You forgot to mention that the hole in the impeller for the bolt, MUST be lined up with the broken bolt in the impeller shaft. I normally use a nail, helps in case things are not lined up right.


----------



## FLSTN (Sep 19, 2014)

Roy P,

YOU ARE CORRECT, I FORGOT HE NEEDS TO LINE UP HOLE OR HE WILL NOT GET THE PIECE OF SHEAR BOLT OUT. 

THANKS FOR POINTING THAT OUT.


----------



## honda928 (Jan 26, 2015)

RoyP said:


> You forgot to mention that the hole in the impeller for the bolt, MUST be lined up with the broken bolt in the impeller shaft. I normally use a nail, helps in case things are not lined up right.


 That is probably why I could not drive the broken piece out. Thanks "RoyP" I will make a note in the event that this happens again.

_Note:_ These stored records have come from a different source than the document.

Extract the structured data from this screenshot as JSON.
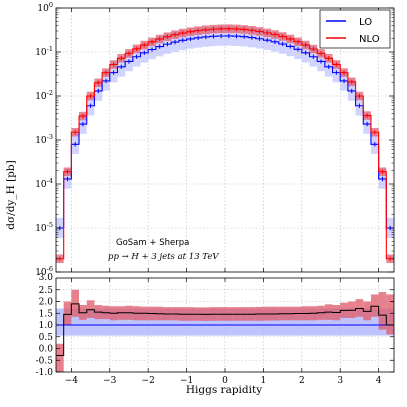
{
  "chart_data": [
    {
      "type": "step",
      "panel": "main",
      "ylabel": "dσ/dy_H [pb]",
      "yscale": "log",
      "ylim": [
        1e-06,
        1
      ],
      "xlim": [
        -4.4,
        4.4
      ],
      "grid": true,
      "legend_position": "top-right",
      "annotation": [
        "GoSam + Sherpa",
        "pp → H + 3 jets at 13 TeV"
      ],
      "bin_edges": [
        -4.4,
        -4.2,
        -4.0,
        -3.8,
        -3.6,
        -3.4,
        -3.2,
        -3.0,
        -2.8,
        -2.6,
        -2.4,
        -2.2,
        -2.0,
        -1.8,
        -1.6,
        -1.4,
        -1.2,
        -1.0,
        -0.8,
        -0.6,
        -0.4,
        -0.2,
        0.0,
        0.2,
        0.4,
        0.6,
        0.8,
        1.0,
        1.2,
        1.4,
        1.6,
        1.8,
        2.0,
        2.2,
        2.4,
        2.6,
        2.8,
        3.0,
        3.2,
        3.4,
        3.6,
        3.8,
        4.0,
        4.2,
        4.4
      ],
      "series": [
        {
          "name": "LO",
          "color": "#0000ff",
          "band_color": "#aab0ff",
          "values": [
            1e-05,
            0.00013,
            0.0008,
            0.0023,
            0.006,
            0.013,
            0.022,
            0.034,
            0.046,
            0.061,
            0.078,
            0.096,
            0.114,
            0.133,
            0.151,
            0.168,
            0.184,
            0.198,
            0.21,
            0.22,
            0.227,
            0.231,
            0.232,
            0.229,
            0.223,
            0.213,
            0.2,
            0.186,
            0.17,
            0.152,
            0.134,
            0.115,
            0.096,
            0.078,
            0.061,
            0.046,
            0.034,
            0.022,
            0.013,
            0.006,
            0.0023,
            0.0008,
            0.00013,
            1e-05
          ],
          "band_up_factor": 1.7,
          "band_down_factor": 0.6
        },
        {
          "name": "NLO",
          "color": "#ff0000",
          "band_color": "#e06070",
          "values": [
            2e-06,
            0.00019,
            0.0015,
            0.0035,
            0.01,
            0.02,
            0.034,
            0.052,
            0.072,
            0.093,
            0.118,
            0.144,
            0.17,
            0.197,
            0.223,
            0.248,
            0.27,
            0.29,
            0.306,
            0.32,
            0.331,
            0.337,
            0.339,
            0.335,
            0.326,
            0.312,
            0.294,
            0.272,
            0.25,
            0.225,
            0.198,
            0.171,
            0.144,
            0.117,
            0.093,
            0.072,
            0.052,
            0.034,
            0.021,
            0.01,
            0.0036,
            0.0015,
            0.00019,
            2e-06
          ],
          "band_up_factor": 1.25,
          "band_down_factor": 0.8
        }
      ],
      "yticks": [
        "10^{0}",
        "10^{-1}",
        "10^{-2}",
        "10^{-3}",
        "10^{-4}",
        "10^{-5}",
        "10^{-6}"
      ]
    },
    {
      "type": "step",
      "panel": "ratio",
      "xlabel": "Higgs rapidity",
      "ylim": [
        -1.0,
        3.0
      ],
      "xlim": [
        -4.4,
        4.4
      ],
      "grid": true,
      "yticks": [
        -1.0,
        -0.5,
        0.0,
        0.5,
        1.0,
        1.5,
        2.0,
        2.5
      ],
      "top_tick_label": "3.0",
      "xticks": [
        -4,
        -3,
        -2,
        -1,
        0,
        1,
        2,
        3,
        4
      ],
      "lo_ratio": {
        "value": 1.0,
        "band_low": 0.55,
        "band_high": 1.7
      },
      "nlo_ratio": {
        "values": [
          -0.3,
          1.45,
          1.9,
          1.52,
          1.65,
          1.55,
          1.52,
          1.5,
          1.52,
          1.52,
          1.5,
          1.5,
          1.49,
          1.48,
          1.47,
          1.47,
          1.46,
          1.46,
          1.46,
          1.45,
          1.46,
          1.46,
          1.46,
          1.46,
          1.46,
          1.46,
          1.47,
          1.47,
          1.47,
          1.48,
          1.48,
          1.49,
          1.49,
          1.5,
          1.52,
          1.55,
          1.53,
          1.62,
          1.63,
          1.7,
          1.58,
          1.8,
          1.42,
          1.0
        ],
        "band_low": [
          -1.0,
          1.0,
          1.35,
          1.22,
          1.3,
          1.25,
          1.25,
          1.2,
          1.22,
          1.22,
          1.2,
          1.2,
          1.2,
          1.2,
          1.2,
          1.2,
          1.18,
          1.18,
          1.18,
          1.17,
          1.18,
          1.18,
          1.18,
          1.18,
          1.18,
          1.18,
          1.18,
          1.19,
          1.19,
          1.2,
          1.2,
          1.2,
          1.2,
          1.2,
          1.22,
          1.22,
          1.2,
          1.3,
          1.3,
          1.35,
          1.2,
          1.35,
          0.8,
          0.6
        ],
        "band_high": [
          0.2,
          2.0,
          2.5,
          1.85,
          2.05,
          1.85,
          1.82,
          1.8,
          1.8,
          1.82,
          1.8,
          1.78,
          1.78,
          1.78,
          1.76,
          1.76,
          1.76,
          1.76,
          1.75,
          1.75,
          1.76,
          1.76,
          1.76,
          1.76,
          1.76,
          1.76,
          1.77,
          1.78,
          1.78,
          1.78,
          1.78,
          1.78,
          1.8,
          1.8,
          1.82,
          1.88,
          1.85,
          1.95,
          2.0,
          2.1,
          2.0,
          2.3,
          2.4,
          2.3
        ]
      }
    }
  ],
  "axis_labels": {
    "ylabel": "dσ/dy_H [pb]",
    "xlabel": "Higgs rapidity"
  },
  "legend": {
    "lo": "LO",
    "nlo": "NLO"
  },
  "annotation": {
    "line1": "GoSam + Sherpa",
    "line2": "pp → H + 3 jets at 13 TeV"
  }
}
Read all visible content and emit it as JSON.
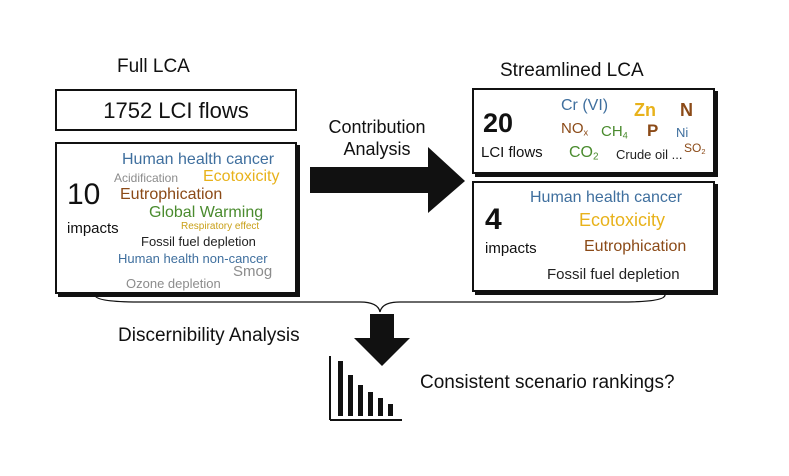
{
  "colors": {
    "blue": "#3f6f9e",
    "gold": "#e8b21b",
    "brown": "#8b4a17",
    "green": "#4a8b2e",
    "gray": "#8c8c8c",
    "dark": "#333333",
    "black": "#111111"
  },
  "full_lca": {
    "title": "Full LCA",
    "flows_label": "1752 LCI flows",
    "impacts_count": "10",
    "impacts_label": "impacts",
    "impact_words": {
      "human_health_cancer": "Human health cancer",
      "acidification": "Acidification",
      "ecotoxicity": "Ecotoxicity",
      "eutrophication": "Eutrophication",
      "global_warming": "Global Warming",
      "respiratory_effect": "Respiratory effect",
      "fossil_fuel_depletion": "Fossil fuel depletion",
      "human_health_non_cancer": "Human health non-cancer",
      "smog": "Smog",
      "ozone_depletion": "Ozone depletion"
    }
  },
  "contribution": {
    "line1": "Contribution",
    "line2": "Analysis"
  },
  "streamlined_lca": {
    "title": "Streamlined LCA",
    "flows_count": "20",
    "flows_label": "LCI flows",
    "flow_words": {
      "cr": "Cr (VI)",
      "zn": "Zn",
      "n": "N",
      "no": "NO",
      "no_sub": "x",
      "ch": "CH",
      "ch_sub": "4",
      "p": "P",
      "ni": "Ni",
      "co": "CO",
      "co_sub": "2",
      "crude": "Crude oil ...",
      "so": "SO",
      "so_sub": "2"
    },
    "impacts_count": "4",
    "impacts_label": "impacts",
    "impact_words": {
      "human_health_cancer": "Human health cancer",
      "ecotoxicity": "Ecotoxicity",
      "eutrophication": "Eutrophication",
      "fossil_fuel_depletion": "Fossil fuel depletion"
    }
  },
  "discernibility_label": "Discernibility Analysis",
  "rankings_label": "Consistent scenario rankings?"
}
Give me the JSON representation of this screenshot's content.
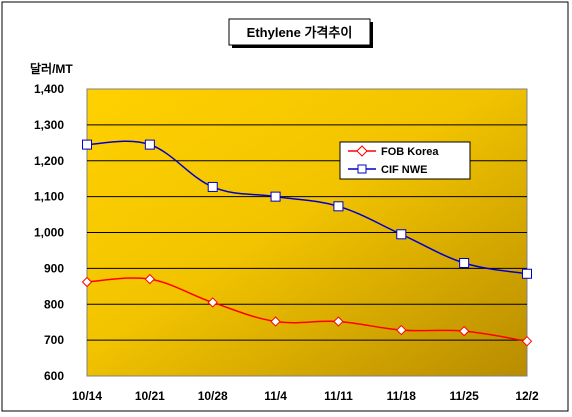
{
  "chart_data": {
    "type": "line",
    "title": "Ethylene 가격추이",
    "ylabel": "달러/MT",
    "xlabel": "",
    "categories": [
      "10/14",
      "10/21",
      "10/28",
      "11/4",
      "11/11",
      "11/18",
      "11/25",
      "12/2"
    ],
    "ylim": [
      600,
      1400
    ],
    "yticks": [
      600,
      700,
      800,
      900,
      1000,
      1100,
      1200,
      1300,
      1400
    ],
    "ytick_labels": [
      "600",
      "700",
      "800",
      "900",
      "1,000",
      "1,100",
      "1,200",
      "1,300",
      "1,400"
    ],
    "grid": true,
    "legend": "upper-right",
    "series": [
      {
        "name": "FOB Korea",
        "color": "#ff0000",
        "marker": "diamond",
        "values": [
          862,
          870,
          805,
          752,
          752,
          728,
          725,
          697
        ]
      },
      {
        "name": "CIF NWE",
        "color": "#0000cc",
        "marker": "square",
        "values": [
          1245,
          1245,
          1127,
          1100,
          1073,
          995,
          915,
          885
        ]
      }
    ]
  }
}
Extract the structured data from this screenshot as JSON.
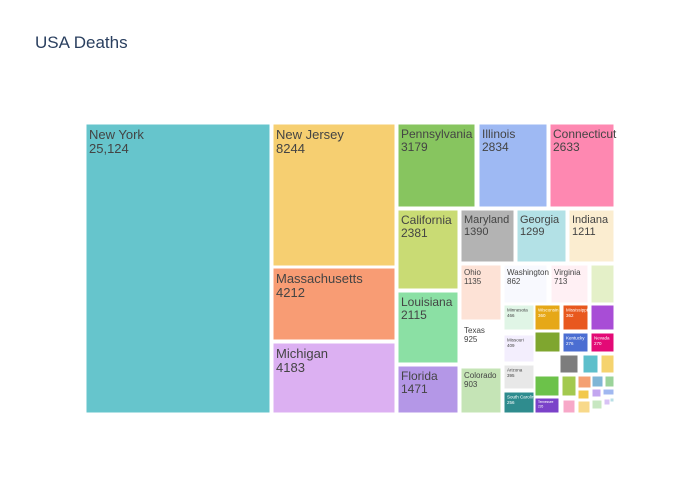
{
  "chart_data": {
    "type": "treemap",
    "title": "USA Deaths",
    "items": [
      {
        "name": "New York",
        "value": 25124,
        "value_label": "25,124",
        "color": "#66c5cc"
      },
      {
        "name": "New Jersey",
        "value": 8244,
        "value_label": "8244",
        "color": "#f6cf71"
      },
      {
        "name": "Massachusetts",
        "value": 4212,
        "value_label": "4212",
        "color": "#f89c74"
      },
      {
        "name": "Michigan",
        "value": 4183,
        "value_label": "4183",
        "color": "#dcb0f2"
      },
      {
        "name": "Pennsylvania",
        "value": 3179,
        "value_label": "3179",
        "color": "#87c55f"
      },
      {
        "name": "Illinois",
        "value": 2834,
        "value_label": "2834",
        "color": "#9eb9f3"
      },
      {
        "name": "Connecticut",
        "value": 2633,
        "value_label": "2633",
        "color": "#fe88b1"
      },
      {
        "name": "California",
        "value": 2381,
        "value_label": "2381",
        "color": "#c9db74"
      },
      {
        "name": "Louisiana",
        "value": 2115,
        "value_label": "2115",
        "color": "#8be0a4"
      },
      {
        "name": "Florida",
        "value": 1471,
        "value_label": "1471",
        "color": "#b497e7"
      },
      {
        "name": "Maryland",
        "value": 1390,
        "value_label": "1390",
        "color": "#b3b3b3"
      },
      {
        "name": "Georgia",
        "value": 1299,
        "value_label": "1299",
        "color": "#b3e1e6"
      },
      {
        "name": "Indiana",
        "value": 1211,
        "value_label": "1211",
        "color": "#fbedd0"
      },
      {
        "name": "Ohio",
        "value": 1135,
        "value_label": "1135",
        "color": "#fde2d6"
      },
      {
        "name": "Texas",
        "value": 925,
        "value_label": "925",
        "color": "#ffffff"
      },
      {
        "name": "Colorado",
        "value": 903,
        "value_label": "903",
        "color": "#c5e4b6"
      },
      {
        "name": "Washington",
        "value": 862,
        "value_label": "862",
        "color": "#f8f9fe"
      },
      {
        "name": "Virginia",
        "value": 713,
        "value_label": "713",
        "color": "#fff0f4"
      },
      {
        "name": "Minnesota",
        "value": 466,
        "value_label": "466",
        "color": "#e0f5e6"
      },
      {
        "name": "Missouri",
        "value": 409,
        "value_label": "409",
        "color": "#f3eefd"
      },
      {
        "name": "Arizona",
        "value": 395,
        "value_label": "395",
        "color": "#e8e8e8"
      },
      {
        "name": "Wisconsin",
        "value": 360,
        "value_label": "360",
        "color": "#e6a818"
      },
      {
        "name": "Mississippi",
        "value": 362,
        "value_label": "362",
        "color": "#e8581e"
      },
      {
        "name": "Nevada",
        "value": 270,
        "value_label": "270",
        "color": "#e30a76"
      },
      {
        "name": "Kentucky",
        "value": 276,
        "value_label": "276",
        "color": "#4b6ed2"
      },
      {
        "name": "South Carolina",
        "value": 256,
        "value_label": "256",
        "color": "#2f8c8e"
      },
      {
        "name": "Tennessee",
        "value": 226,
        "value_label": "226",
        "color": "#7b42c9"
      },
      {
        "name": "",
        "value": 250,
        "value_label": "",
        "color": "#e4f0c8"
      },
      {
        "name": "",
        "value": 240,
        "value_label": "",
        "color": "#a84dd6"
      },
      {
        "name": "",
        "value": 230,
        "value_label": "",
        "color": "#7fa62f"
      },
      {
        "name": "",
        "value": 210,
        "value_label": "",
        "color": "#7d7d7d"
      },
      {
        "name": "",
        "value": 200,
        "value_label": "",
        "color": "#5dbfcb"
      },
      {
        "name": "",
        "value": 190,
        "value_label": "",
        "color": "#f5d36e"
      },
      {
        "name": "",
        "value": 180,
        "value_label": "",
        "color": "#6cc24a"
      },
      {
        "name": "",
        "value": 170,
        "value_label": "",
        "color": "#a3c94f"
      },
      {
        "name": "",
        "value": 160,
        "value_label": "",
        "color": "#f4a072"
      },
      {
        "name": "",
        "value": 150,
        "value_label": "",
        "color": "#7fb6d6"
      },
      {
        "name": "",
        "value": 140,
        "value_label": "",
        "color": "#9bd39a"
      },
      {
        "name": "",
        "value": 130,
        "value_label": "",
        "color": "#f2c94c"
      },
      {
        "name": "",
        "value": 120,
        "value_label": "",
        "color": "#c3a6f0"
      },
      {
        "name": "",
        "value": 110,
        "value_label": "",
        "color": "#a1b8f0"
      },
      {
        "name": "",
        "value": 100,
        "value_label": "",
        "color": "#f7a8c8"
      },
      {
        "name": "",
        "value": 90,
        "value_label": "",
        "color": "#f8d98a"
      },
      {
        "name": "",
        "value": 80,
        "value_label": "",
        "color": "#c7e7c1"
      },
      {
        "name": "",
        "value": 70,
        "value_label": "",
        "color": "#d8c2f5"
      },
      {
        "name": "",
        "value": 60,
        "value_label": "",
        "color": "#b8dfe6"
      }
    ]
  }
}
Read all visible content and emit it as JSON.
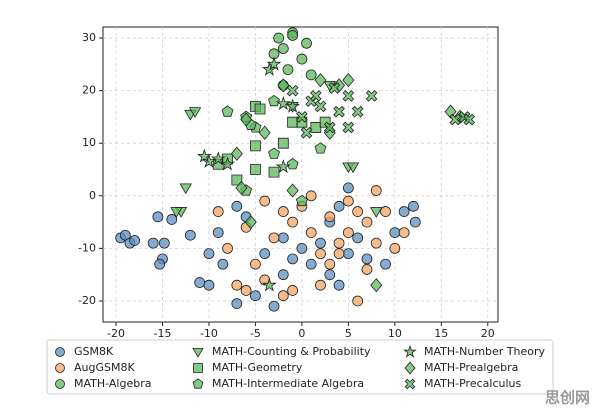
{
  "chart_data": {
    "type": "scatter",
    "xlim": [
      -21.4,
      21.1
    ],
    "ylim": [
      -24,
      32.1
    ],
    "xticks": [
      -20,
      -15,
      -10,
      -5,
      0,
      5,
      10,
      15,
      20
    ],
    "yticks": [
      -20,
      -10,
      0,
      10,
      20,
      30
    ],
    "grid": true,
    "legend": "below",
    "watermark": "思创网",
    "series": [
      {
        "name": "GSM8K",
        "color": "#5b8fc0",
        "marker": "circle",
        "x": [
          -19.5,
          -19,
          -18.5,
          -18,
          -16,
          -15.5,
          -15,
          -15.3,
          -14.8,
          -14,
          -12,
          -11,
          -10,
          -10,
          -9,
          -8.5,
          -7,
          -5,
          -3,
          -2,
          -1,
          0,
          1,
          2,
          3,
          4,
          5,
          6,
          7,
          9,
          10,
          11,
          12,
          12.2,
          5,
          -6,
          -7,
          -4,
          -2,
          3,
          4
        ],
        "y": [
          -8,
          -7.5,
          -9,
          -8.5,
          -9,
          -4,
          -12,
          -13,
          -9,
          -4.5,
          -7.5,
          -16.5,
          -17,
          -11,
          -7,
          -13,
          -20.5,
          -19,
          -21,
          -15,
          -12,
          -10,
          -13,
          -9,
          -15,
          -17,
          -11,
          -8,
          -12,
          -13,
          -7,
          -3,
          -2,
          -5,
          1.5,
          -4,
          -2,
          -11,
          -8,
          -5,
          -2
        ]
      },
      {
        "name": "AugGSM8K",
        "color": "#f5a461",
        "marker": "circle",
        "x": [
          -9,
          -8,
          -7,
          -6,
          -5,
          -4,
          -3,
          -2,
          -1,
          0,
          1,
          2,
          3,
          4,
          5,
          6,
          7,
          8,
          9,
          10,
          -4,
          -2,
          1,
          3,
          5,
          7,
          8,
          -6,
          11,
          2,
          -1,
          4,
          6
        ],
        "y": [
          -3,
          -10,
          -17,
          -6,
          -13,
          -1,
          -8,
          -3,
          -18,
          -2,
          -7,
          -11,
          -4,
          -9,
          -1,
          -20,
          -5,
          -9,
          -3,
          -10,
          -16,
          -19,
          0,
          -13,
          -7,
          -14,
          1,
          -18,
          -7,
          -17,
          -5,
          -11,
          -3
        ]
      },
      {
        "name": "MATH-Algebra",
        "color": "#5cb85c",
        "marker": "circle",
        "x": [
          -2,
          -2.5,
          -1,
          -3,
          0,
          -1.5,
          0.5,
          -2,
          1,
          -1
        ],
        "y": [
          28,
          30,
          31,
          27,
          26,
          24,
          29,
          21,
          23,
          30.5
        ]
      },
      {
        "name": "MATH-Counting & Probability",
        "color": "#5cb85c",
        "marker": "triangle",
        "x": [
          -12,
          -11.5,
          -13,
          -13.5,
          -12.5,
          5,
          5.5,
          8,
          -1,
          3
        ],
        "y": [
          15.5,
          16,
          -3,
          -3,
          1.5,
          5.5,
          5.5,
          -3,
          17,
          21
        ]
      },
      {
        "name": "MATH-Geometry",
        "color": "#5cb85c",
        "marker": "square",
        "x": [
          -9,
          -8,
          -7,
          -5,
          -4.5,
          -5,
          -3,
          -1,
          0,
          1.5,
          -2,
          -5,
          2.5
        ],
        "y": [
          6,
          7,
          3,
          17,
          16.5,
          9.5,
          4.5,
          14,
          14,
          13,
          10,
          5,
          14
        ]
      },
      {
        "name": "MATH-Intermediate Algebra",
        "color": "#5cb85c",
        "marker": "pentagon",
        "x": [
          -8,
          -5,
          -6,
          -3,
          -1,
          -5.5,
          0,
          2,
          -3,
          -6
        ],
        "y": [
          16,
          13,
          1,
          8,
          6,
          13.5,
          -1,
          9,
          18,
          15
        ]
      },
      {
        "name": "MATH-Number Theory",
        "color": "#5cb85c",
        "marker": "star",
        "x": [
          -9,
          -10,
          -10.5,
          -3.5,
          -3,
          -2,
          -1,
          -3.5,
          -2,
          -8
        ],
        "y": [
          7,
          6.5,
          7.5,
          24,
          25,
          17.5,
          17,
          -17,
          5.5,
          6
        ]
      },
      {
        "name": "MATH-Prealgebra",
        "color": "#5cb85c",
        "marker": "diamond",
        "x": [
          -6,
          -6.5,
          -5.5,
          -2,
          2,
          4,
          5,
          16,
          17,
          -4,
          -1,
          8,
          -7,
          3
        ],
        "y": [
          14.5,
          1.5,
          -5,
          21,
          22,
          21,
          22,
          16,
          15,
          12,
          1,
          -17,
          8,
          12
        ]
      },
      {
        "name": "MATH-Precalculus",
        "color": "#5cb85c",
        "marker": "x",
        "x": [
          0,
          1,
          2,
          3,
          4,
          5,
          6,
          7.5,
          16.5,
          17.5,
          18,
          -1,
          0.5,
          5,
          3.5,
          1.5
        ],
        "y": [
          15,
          18,
          17,
          13,
          16,
          19,
          16,
          19,
          14.5,
          15,
          14.5,
          20,
          12,
          13,
          20.5,
          19
        ]
      }
    ]
  }
}
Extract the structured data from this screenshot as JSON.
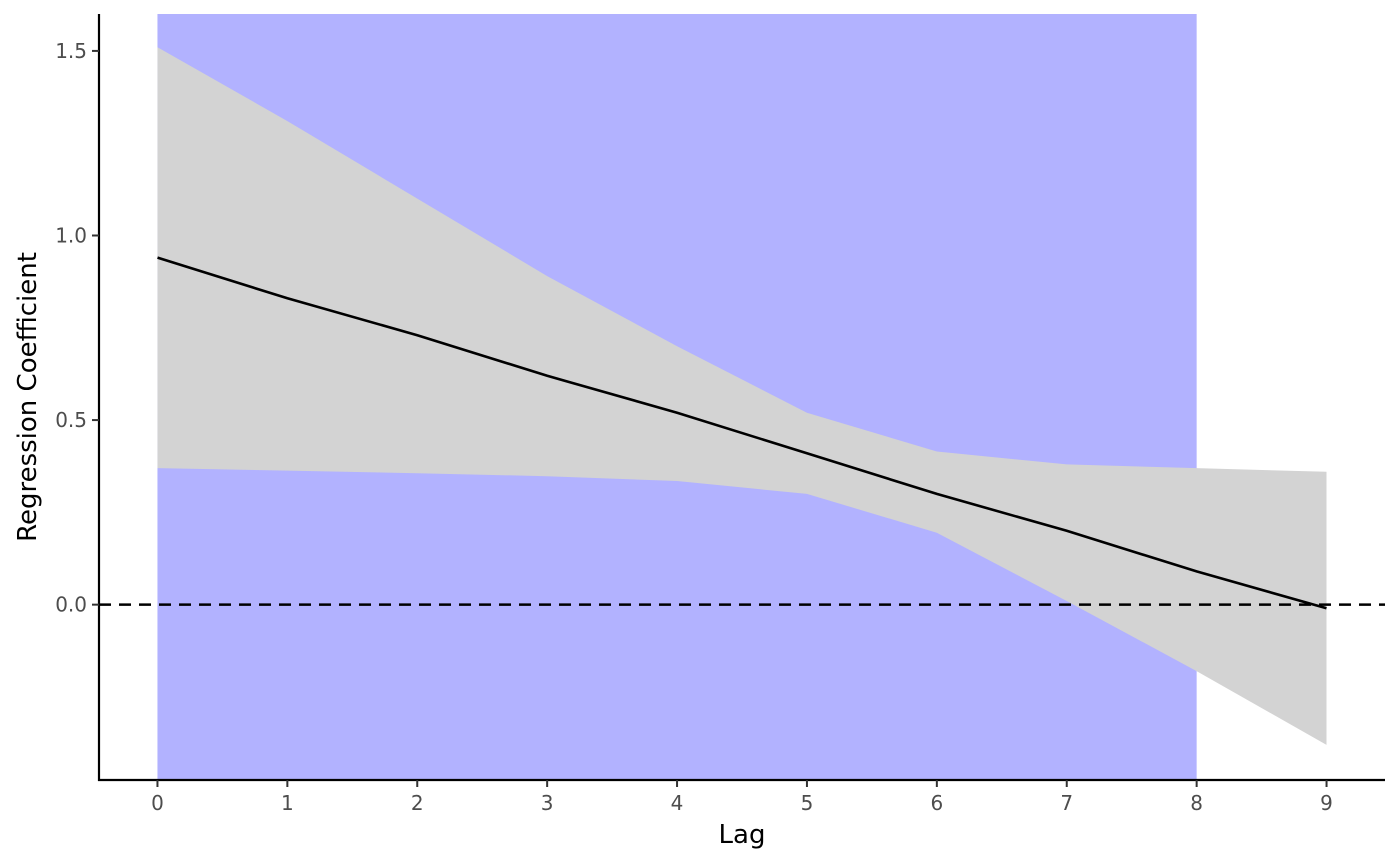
{
  "chart_data": {
    "type": "line",
    "xlabel": "Lag",
    "ylabel": "Regression Coefficient",
    "xlim": [
      -0.45,
      9.45
    ],
    "ylim": [
      -0.475,
      1.6
    ],
    "x_ticks": [
      0,
      1,
      2,
      3,
      4,
      5,
      6,
      7,
      8,
      9
    ],
    "x_tick_labels": [
      "0",
      "1",
      "2",
      "3",
      "4",
      "5",
      "6",
      "7",
      "8",
      "9"
    ],
    "y_ticks": [
      0.0,
      0.5,
      1.0,
      1.5
    ],
    "y_tick_labels": [
      "0.0",
      "0.5",
      "1.0",
      "1.5"
    ],
    "grid": false,
    "legend": "none",
    "highlight_region": {
      "x_start": 0,
      "x_end": 8,
      "color": "#b2b2ff"
    },
    "reference_line": {
      "y": 0,
      "style": "dashed",
      "color": "#000000"
    },
    "ribbon_color": "#d3d3d3",
    "line_color": "#000000",
    "x": [
      0,
      1,
      2,
      3,
      4,
      5,
      6,
      7,
      8,
      9
    ],
    "series": [
      {
        "values": [
          0.94,
          0.83,
          0.73,
          0.62,
          0.52,
          0.41,
          0.3,
          0.2,
          0.09,
          -0.01
        ]
      }
    ],
    "ribbon": {
      "lower": [
        0.37,
        0.363,
        0.356,
        0.348,
        0.335,
        0.3,
        0.195,
        0.01,
        -0.18,
        -0.38
      ],
      "upper": [
        1.51,
        1.31,
        1.1,
        0.89,
        0.7,
        0.52,
        0.415,
        0.38,
        0.37,
        0.36
      ]
    }
  }
}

Anyway the problem has been taken care of. The local dealer picked up the blower this am at 9:00 and returned it at 2:50 pm. Total cost including a new shear bolt, nut and delivery was $33. I was quite pleased with the cost. When I asked the mechanic how he removed the piece he indicated that he did exactly what "RoyP" said. He also said that he could see that when I was trying to drive the piece out the nut I was using was hitting the shaft due to holes not aligned. He used a small mirror and a flashlight to ensure the holes were lined up before he attempted to drive out the broken piece.
I would like to "Thank" everyone for chipping in on this and I have to say this forum is very active and very helpful.

Thanks again guys and the HS is now ready for anything Mother Nature may bring.


----------



## Shryp (Jan 1, 2011)

honda928 said:


> That is probably why I could not drive the broken piece out. Thanks "RoyP" I will make a note in the event that this happens again.
> 
> Anyway the problem has been taken care of. The local dealer picked up the blower this am at 9:00 and returned it at 2:50 pm. Total cost including a new shear bolt, nut and delivery was $33. I was quite pleased with the cost. When I asked the mechanic how he removed the piece he indicated that he did exactly what "RoyP" said. He also said that he could see that when I was trying to drive the piece out the nut I was using was hitting the shaft due to holes not aligned. He used a small mirror and a flashlight to ensure the holes were lined up before he attempted to drive out the broken piece.
> I would like to "Thank" everyone for chipping in on this and I have to say this forum is very active and very helpful.
> ...


Sounds like that is a dealer worth keeping.


----------



## wdb (Dec 15, 2013)

Shryp said:


> Sounds like that is a dealer worth keeping.


I thought the same thing. $33 is a very, very good price, considering pickup/delivery.

I broke my first auger shear pin, ever, last week. Then the second and the third.  I guess my habit of running into trees, rocks, etc. with the front end of the machine will have to change! 

The old Crary spoiled me I guess; it had a clutch that slipped when the augers could not turn, instead of shear pins.


----------



## brickcity (Jan 23, 2014)

wow! $ 33 bucks to pik it up and bring it back. sounds like you have an honest mechanic.


----------



## honda928 (Jan 26, 2015)

brickcity said:


> wow! $ 33 bucks to pik it up and bring it back. sounds like you have an honest mechanic.


 
Our Honda dealer here has been bought by new owners and they have done a great job in turning it around. Excellent people to deal with from the small engine department to the car dealership. It is called Great Lakes Honda and they are really gaining a great reputation.

Thanks again guys for all of your tips and help. The next time I will remember to ensure that the holes are lined up before I start trying to push out the broken piece.

Thanks again...much appreciated!!


----------



## Paulsadog (Jan 29, 2015)

honda928 said:


> Our Honda dealer here has been bought by new owners and they have done a great job in turning it around. Excellent people to deal with from the small engine department to the car dealership. It is called Great Lakes Honda and they are really gaining a great reputation.
> 
> Thanks again guys for all of your tips and help. The next time I will remember to ensure that the holes are lined up before I start trying to push out the broken piece.
> 
> Thanks again...much appreciated!!


Just my HO but I dare say you should highlight this dealers excellent support with a letter to Honda. The dealer in my area would have come out to pick up the blower, if he was not to busy and replaced the shear pin, in a couple of days. He would have also returned the blower, again when he had the time. The pick up/return runs $75. Then there's the shop rate and the cost of the shear pin. I'm guessing I'd be looking at $100. My dealer is no more than 5 miles from the house.


----------



## honda928 (Jan 26, 2015)

Paulsadog said:


> Just my HO but I dare say you should highlight this dealers excellent support with a letter to Honda. QUOTE]
> 
> 
> Did that and sent copy to local dealer as well. Received and email from the local dealer owner with very kind words indicating that it was nice to see a customer send a letter of this type as more often than not the only letters they receive are very negative.


----------